After his landlord was threatened with federal prosecution, DiMatteo informed the city he was buying a building a couple of doors down, facing bustling Lake Tahoe Boulevard. Over objections of city staff, Swanson introduced a June 5 motion – approved 4-1 by the council – to permit DiMatteo to move.

On July 2, a day before the City Council was to vote on a formal ordinance to allow the move, council members received a memo sent to South Lake Tahoe Police Chief Brian Uhler from Task Force Commander Jeff Catchings of the South Lake/El Dorado Narcotics Enforcement team.

Catchings alleged authorities had seized hundreds of pounds of marijuana from people claiming to supply DiMatteo's dispensary and said the city was a center for national pot trafficking.

At the July 3 meeting, Swanson said she was alarmed by the memo. She turned to DiMatteo and said, "Gino, please be very clear, I'm not here to defend you or protect (you) But I want to be very focused on what we're doing."

DiMatteo, who has not been charged with drug trafficking or indicted in other marijuana seizures, said he had a transparent business with video surveillance for police to view at any time.
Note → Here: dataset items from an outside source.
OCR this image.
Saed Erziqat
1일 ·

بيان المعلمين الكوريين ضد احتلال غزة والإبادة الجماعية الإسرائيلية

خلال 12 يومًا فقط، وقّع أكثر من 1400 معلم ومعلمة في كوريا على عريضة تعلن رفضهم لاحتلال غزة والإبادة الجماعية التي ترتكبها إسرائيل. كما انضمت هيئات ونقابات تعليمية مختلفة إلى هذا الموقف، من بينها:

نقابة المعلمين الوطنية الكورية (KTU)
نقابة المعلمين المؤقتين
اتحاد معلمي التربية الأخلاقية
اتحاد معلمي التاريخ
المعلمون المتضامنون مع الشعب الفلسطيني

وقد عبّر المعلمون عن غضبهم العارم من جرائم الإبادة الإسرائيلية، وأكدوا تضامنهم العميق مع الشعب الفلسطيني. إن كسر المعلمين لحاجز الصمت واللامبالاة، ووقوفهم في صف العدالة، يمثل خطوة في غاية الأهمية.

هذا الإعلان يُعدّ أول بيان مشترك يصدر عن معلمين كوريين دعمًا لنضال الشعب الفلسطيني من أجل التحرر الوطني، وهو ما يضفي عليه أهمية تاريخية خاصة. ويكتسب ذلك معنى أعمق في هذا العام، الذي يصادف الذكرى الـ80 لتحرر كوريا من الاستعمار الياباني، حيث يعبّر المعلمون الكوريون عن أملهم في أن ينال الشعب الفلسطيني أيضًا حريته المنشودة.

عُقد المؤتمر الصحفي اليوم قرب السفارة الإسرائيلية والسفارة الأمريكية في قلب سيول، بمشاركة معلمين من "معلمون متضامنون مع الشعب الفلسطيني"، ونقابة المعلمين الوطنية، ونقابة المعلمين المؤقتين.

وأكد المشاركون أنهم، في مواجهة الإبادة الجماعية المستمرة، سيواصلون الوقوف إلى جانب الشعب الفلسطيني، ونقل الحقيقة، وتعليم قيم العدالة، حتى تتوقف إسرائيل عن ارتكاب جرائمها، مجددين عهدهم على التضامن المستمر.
"It's really easy for someone to commit a crime and say, 'Oh no, I was going to the collective (dispensary),'" he said to the council, adding: "I don't get it. I haven't been arrested for anything. No one in my collective has been arrested for anything."

Swanson went ahead and introduced the motion to let him move.

This time, it was voted down, 3-2, with Swanson and Fortier voting in favor, and Grego and council members Tom Davis and Hal Cole voting against the move. DiMatteo soon closed the dispensary and filed his million-dollar claim against the city.